Plusieurs de ces secteurs bénéficient du soutien étatique. C’est notamment le cas pour le secteur des forêts, qui profite de conditions si avantageuses, via les concessions forestières de la province du Nouveau-Brunswick, qu’un économiste de la CIBC, Don Roberts, a montré que ces concessions n’étaient pas rentables pour la province. Les usines de pâtes et papiers ont aussi bénéficié d’importantes subventions de la part d’Ottawa.

Tout ceci a fait dire, en 2009, au journaliste Craig Silverman du New York Time qu’Irving contrôle, au Nouveau-Brunswick, les médias, l’économie et la politique de la province. Le conglomérat semble aussi avoir sa part d’influence à Ottawa!

L’entreprise, fondée par K.C. Irving, a été divisée à sa mort entre ses fils et petits-fils. Le journaliste Jacques Poitras a produit un très bon portrait de la famille et de l’entreprise dans son livre Irving vs. Irving(Viking), paru l’an dernier. La plupart des informations portant sur l’entreprise de cet article proviennent de cet ouvrage.

On y apprend notamment que K.C. Irving est déménagé aux Bermudes dès 1972 afin d’éviter de payer des impôts au Canada. Il y a aussi transféré le siège social de son entreprise.

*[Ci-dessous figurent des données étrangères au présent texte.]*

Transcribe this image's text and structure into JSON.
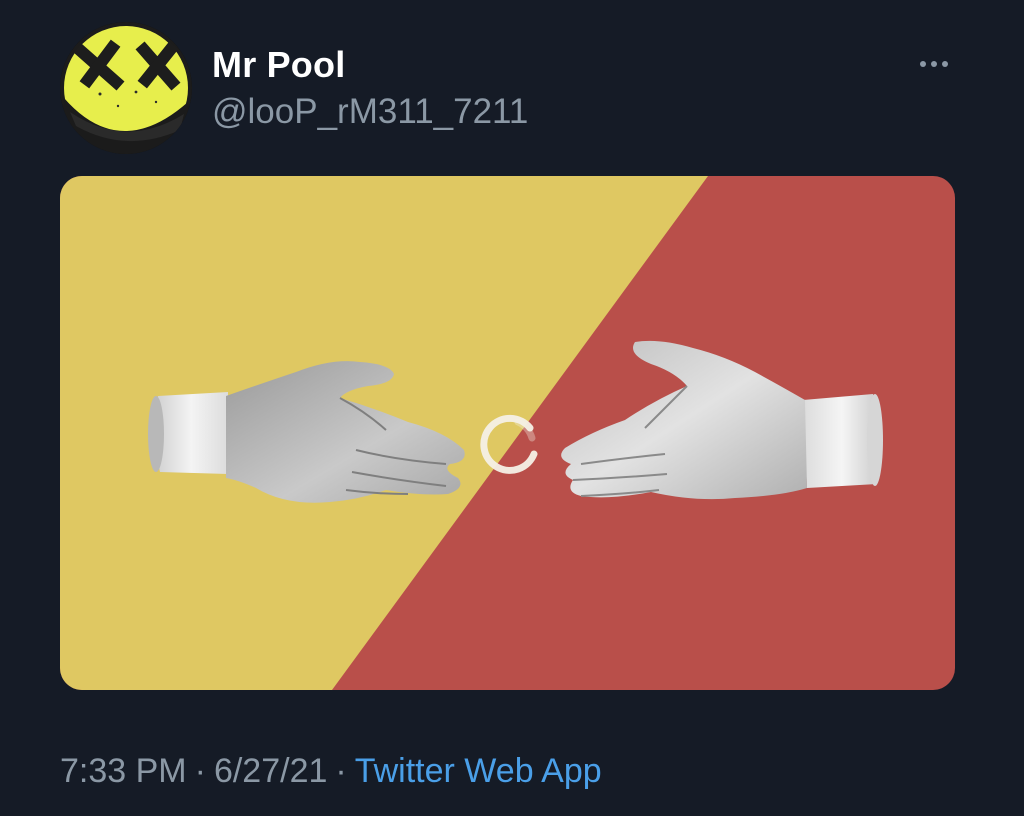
{
  "author": {
    "display_name": "Mr Pool",
    "handle": "@looP_rM311_7211",
    "avatar_icon": "yellow-smiley-face-with-x-eyes"
  },
  "menu": {
    "more_icon": "more-horizontal-icon"
  },
  "media": {
    "type": "image",
    "colors": {
      "left": "#dfc862",
      "right": "#b94f4a",
      "spinner": "#f4f0e6"
    },
    "loading": true
  },
  "meta": {
    "time": "7:33 PM",
    "separator": "·",
    "date": "6/27/21",
    "source": "Twitter Web App"
  },
  "theme": {
    "background": "#151b26",
    "text_primary": "#ffffff",
    "text_secondary": "#8b98a5",
    "link": "#4a9fe8"
  }
}
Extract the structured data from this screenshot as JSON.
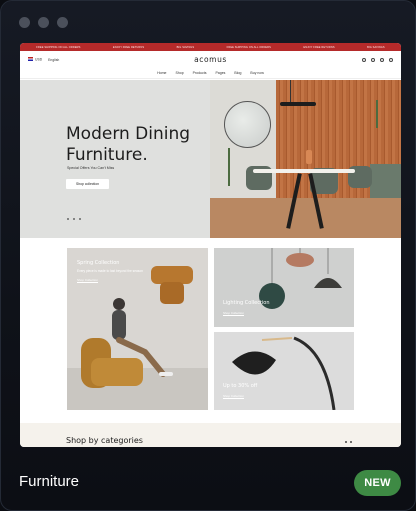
{
  "card": {
    "title": "Furniture",
    "badge": "NEW",
    "accent": "#3e8a44"
  },
  "site": {
    "logo": "acomus",
    "promo": [
      "FREE SHIPPING ON ALL ORDERS",
      "ENJOY FREE RETURNS",
      "BIG SAVINGS",
      "FREE SHIPPING ON ALL ORDERS",
      "ENJOY FREE RETURNS",
      "BIG SAVINGS"
    ],
    "currency": "USD",
    "language": "English",
    "nav": [
      "Home",
      "Shop",
      "Products",
      "Pages",
      "Blog",
      "Buy now"
    ],
    "hero": {
      "title_line1": "Modern Dining",
      "title_line2": "Furniture.",
      "subtitle": "Special Offers You Can't Miss",
      "button": "Shop collection"
    },
    "tiles": [
      {
        "caption": "Spring Collection",
        "desc": "Every piece is made to last beyond the season",
        "link": "Shop Collection"
      },
      {
        "caption": "Lighting Collection",
        "link": "Shop Collection"
      },
      {
        "caption": "Up to 30% off",
        "link": "Shop Collection"
      }
    ],
    "shop_by": "Shop by categories"
  }
}
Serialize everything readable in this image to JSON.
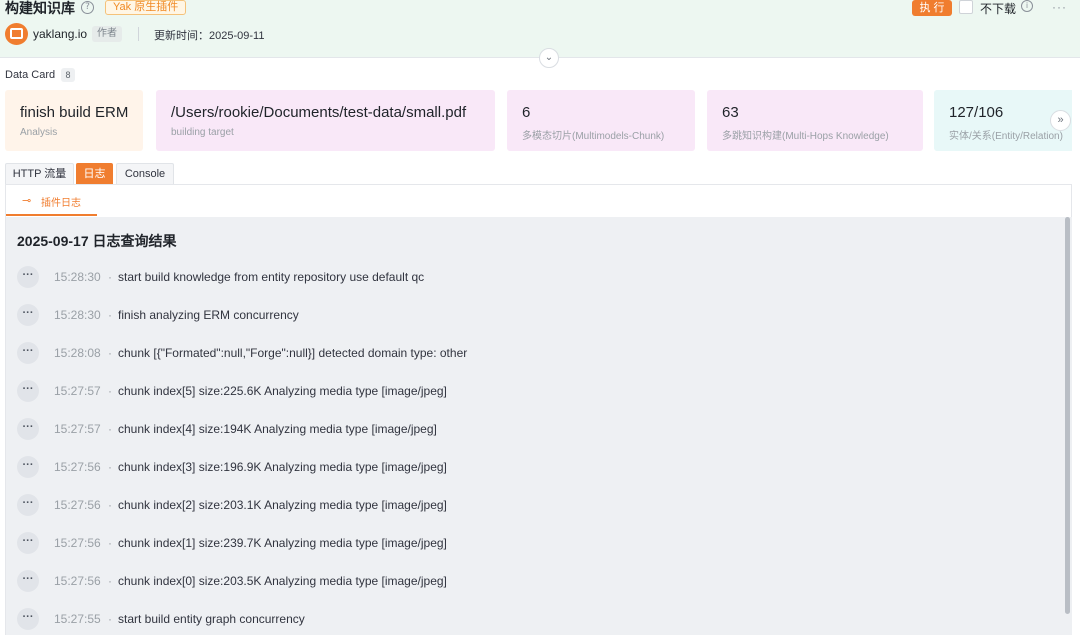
{
  "header": {
    "title": "构建知识库",
    "help_icon": "?",
    "plugin_tag": "Yak 原生插件",
    "author": "yaklang.io",
    "author_tag": "作者",
    "update_time": "更新时间：2025-09-11",
    "execute_label": "执 行",
    "no_download_label": "不下载",
    "info_icon": "i",
    "more_icon": "···",
    "collapse_icon": "chevrons-down-icon"
  },
  "data_card": {
    "label": "Data Card",
    "count": "8",
    "cards": [
      {
        "value": "finish build ERM",
        "sub": "Analysis",
        "bg": "#fff4ea"
      },
      {
        "value": "/Users/rookie/Documents/test-data/small.pdf",
        "sub": "building target",
        "bg": "#f9e8f8"
      },
      {
        "value": "6",
        "sub": "多模态切片(Multimodels-Chunk)",
        "bg": "#f9e8f8"
      },
      {
        "value": "63",
        "sub": "多跳知识构建(Multi-Hops Knowledge)",
        "bg": "#f9e8f8"
      },
      {
        "value": "127/106",
        "sub": "实体/关系(Entity/Relation)",
        "bg": "#e8f8f8"
      }
    ],
    "next_icon": "»"
  },
  "tabs": [
    {
      "label": "HTTP 流量",
      "active": false
    },
    {
      "label": "日志",
      "active": true
    },
    {
      "label": "Console",
      "active": false
    }
  ],
  "subtab": {
    "label": "插件日志",
    "icon": "plugin-log-icon"
  },
  "log": {
    "heading": "2025-09-17 日志查询结果",
    "entries": [
      {
        "time": "15:28:30",
        "message": "start build knowledge from entity repository use default qc"
      },
      {
        "time": "15:28:30",
        "message": "finish analyzing ERM concurrency"
      },
      {
        "time": "15:28:08",
        "message": "chunk [{\"Formated\":null,\"Forge\":null}] detected domain type: other"
      },
      {
        "time": "15:27:57",
        "message": "chunk index[5] size:225.6K Analyzing media type [image/jpeg]"
      },
      {
        "time": "15:27:57",
        "message": "chunk index[4] size:194K Analyzing media type [image/jpeg]"
      },
      {
        "time": "15:27:56",
        "message": "chunk index[3] size:196.9K Analyzing media type [image/jpeg]"
      },
      {
        "time": "15:27:56",
        "message": "chunk index[2] size:203.1K Analyzing media type [image/jpeg]"
      },
      {
        "time": "15:27:56",
        "message": "chunk index[1] size:239.7K Analyzing media type [image/jpeg]"
      },
      {
        "time": "15:27:56",
        "message": "chunk index[0] size:203.5K Analyzing media type [image/jpeg]"
      },
      {
        "time": "15:27:55",
        "message": "start build entity graph concurrency"
      }
    ]
  }
}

Si, d’une part, l’entreprise s’enrichit grâce au soutien du gouvernement, la famille Irving se défile de ses responsabilités fiscales avec une entreprise enregistrée dans un paradis fiscal.

L’entreprise utilise aussi plusieurs stratagèmes d’évitement fiscal. Par exemple, sa raffinerie du Nouveau-Brunswick achète son pétrole brut à partir d’une filiale des Bermudes, qui lui vend la ressource à fort prix. Ceci permet de déplacer les profits vers les Bermudes, et ainsi payer moins d’impôts au Canada. Dans le jargon propre aux paradis fiscaux, on appelle ça un prix de transfert interne à l’entreprise.

Étant donné l’environnement concurrentiel mondial actuel, le soutien de l’État à l’économie et aux entreprises peut être justifiable, lorsqu’il permet de créer et soutenir de bons emplois.

Toutefois, il faut s’assurer que les fonds soient bien investis et qu’ils soient répartis de façon équitable. Subventionner un conglomérat enregistré dans un paradis fiscal, qui y enregistre ses bénéfices, constitue un dérapage inacceptable qui doit être dénoncé.

Il n’y a pas à dire, cette entreprise est influente. C’est d’autant plus inquiétant que le projet controversé Énergie Est de TransCanada a pour objectif d’acheminer le pétrole de l’Ouest jusqu’à la raffinerie Irving au Nouveau-Brunswick. Il est à souhaiter que la mobilisation au Québec contre ce projet soit suffisante pour contrecarrer l’influence des intérêts du pétrole de l’Ouest et ceux d’Irving, et que le Québec tire mieux son épingle du jeu que dans le dossier des contrats de navires.